Scallop dredgers operate “out of sight, out of mind and cause decades worth of damage in just a few hours”
Watch 📺 BBC Reporting Scotland coverage on #scallopdredging in Gairloch. Time #Scotgov stepped up to sort this out. Vessel tracking alone will not stop this kind of damage pic.twitter.com/x7L77byzGh
— Open Seas (@TheOpenSeas) November 20, 2018
Until resolved, one result is that unsubstantiated claims of sustainability risk being slapped on seafood products and shellfish, which have been illegally dredged or trawled from MPAs and are entering the supply chain. We have written extensively about the traceability problem in Scotland’s inshore fisheries here (Grey Fish – Scotland’s Seafood Traceability Problem), The seafood sector needs to start asking where its scallops are coming from, and making sure it can be 100% confident in the answer.
What can be done?
Open Seas contends that the immediate implementation of vessel monitoring should be prioritised for the scallop dredge fleet. Many inshore fishing associations have been urging for vessel monitoring for years and in the wake of illegal dredging on a spawning ground in Gairloch, the Scottish Whitefish Producers Association indicated that they would seek to lobby the Scottish Government to make this happen stating that “[t]here can be no credible or rational excuse to delay its introduction.” Yet in the following two months vessels within the scallop fleet have continued to operate with apparent impunity.

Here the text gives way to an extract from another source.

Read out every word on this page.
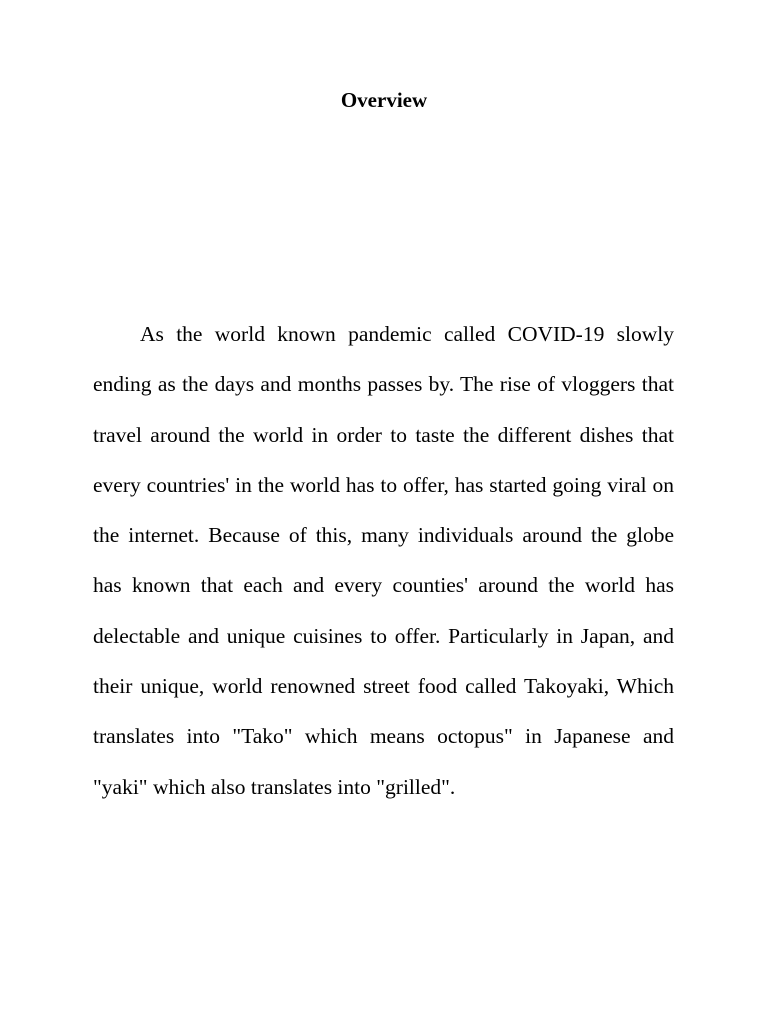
Overview

As the world known pandemic called COVID-19 slowly ending as the days and months passes by. The rise of vloggers that travel around the world in order to taste the different dishes that every countries' in the world has to offer, has started going viral on the internet. Because of this, many individuals around the globe has known that each and every counties' around the world has delectable and unique cuisines to offer. Particularly in Japan, and their unique, world renowned street food called Takoyaki, Which translates into "Tako" which means octopus" in Japanese and "yaki" which also translates into "grilled".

So we are yet again are calling for proper vessel tracking to be put on all scallop dredge vessels working in Scotland’s seas: not in 2020, not later this year, but urgently. This vessel tracking must be tamper-proof, high-resolution and be coupled with gear sensors, such that when a vessel is actively dredging this can be definitively matched to its location such that there would be adequate evidence of any illegal activity.
We are also joining broader calls for the Scottish Parliament to properly investigate this issue, and the Scottish Government’s ability to effectively resolve it.